[deutsch]


 

PARADISELOST I-XII
blown backwards into the future”


by Marold Langer-Philippsen


“Man’s disobedience, and the loss thereupon of Paradise, wherein he was placed” – this is how John Milton summarised in brief the subject of his masterpiece, “Paradise Lost”, in the greatly revised second edition of 1674. The twelve instalments of the radio art series PARADISELOST I–XII on ORF Kunstradio in 2012/13 set out in search of the lost paradises of our time. Like the blind author of the original, though on a different sensory level, the participating musicians, composers and artists attempt to reveal the spaces, ideas, dreams, visions, and desires that represent paradise(s) or the losses thereof.
 
Each broadcast focuses on one of the twelve books of Milton’s epic poem. The titles of the individual programmes refer to places and spaces Milton deals with in his text. Each programme is accompanied by a photograph that is used as the starting point for the particular score. The broadcasts of the radio opera are produced as a series but are also complete in themselves.

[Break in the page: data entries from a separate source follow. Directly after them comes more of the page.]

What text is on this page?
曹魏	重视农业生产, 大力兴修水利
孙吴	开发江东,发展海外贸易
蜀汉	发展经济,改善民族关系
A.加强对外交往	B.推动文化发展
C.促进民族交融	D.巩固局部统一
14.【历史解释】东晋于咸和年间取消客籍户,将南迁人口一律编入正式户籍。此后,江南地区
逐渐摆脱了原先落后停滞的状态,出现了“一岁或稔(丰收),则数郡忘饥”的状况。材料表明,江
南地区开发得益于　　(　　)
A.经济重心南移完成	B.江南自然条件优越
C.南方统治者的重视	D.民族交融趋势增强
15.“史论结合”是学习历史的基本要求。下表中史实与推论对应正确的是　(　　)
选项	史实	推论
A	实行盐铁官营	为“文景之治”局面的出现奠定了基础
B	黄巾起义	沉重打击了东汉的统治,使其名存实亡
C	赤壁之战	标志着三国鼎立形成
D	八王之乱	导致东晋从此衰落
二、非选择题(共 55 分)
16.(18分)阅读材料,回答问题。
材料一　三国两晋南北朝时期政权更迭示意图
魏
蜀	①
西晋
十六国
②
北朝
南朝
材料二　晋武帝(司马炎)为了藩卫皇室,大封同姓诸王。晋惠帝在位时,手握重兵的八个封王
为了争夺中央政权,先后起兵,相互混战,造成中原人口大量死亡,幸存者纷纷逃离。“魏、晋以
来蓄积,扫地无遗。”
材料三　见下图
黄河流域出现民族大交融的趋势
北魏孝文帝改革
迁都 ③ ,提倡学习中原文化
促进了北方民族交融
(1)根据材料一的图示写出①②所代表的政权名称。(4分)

A short introductory passage outlines what has happened so far.
 
In collaboration with Petra Fornayová, Hearn Gadbois, Rupert Huber, Udo Israel, Mira Keratová/Stano Filko, Michal Kindernay, Agnes Kutas/Tomas Žižka (Mamapapa Banda), Udo Noll, Dimitra Pemousi/Manolis Manousakis, Marek Piaček (with students of Žilina University), and Sarah Washington/Knut Auferman the medium of radio and its various technologies are used to create acoustic portraits that follow the Kunstradio credo: ON AIR ON LINE ON SITE. Real places, spaces, situations and the radio studio provide the acoustic basis for PARADISELOST I–XII, for radio art journeys to the visions, memories, archives and sound worlds of the people involved, but also of passers-by that were interviewed – radio art that gives you food for thought and listening.
 
As Udo Noll, one of the participating radio artists, describes in another context, “… this project doesn’t want to subtitle your reality. Its intention is to intensify and enrich the experience and perception of the world around you …”
 
Or as it was put in the early days of broadcasting in the mid-1920s, “Turn away from writing, which is for the eye, and turn towards speaking, which touches the ear.”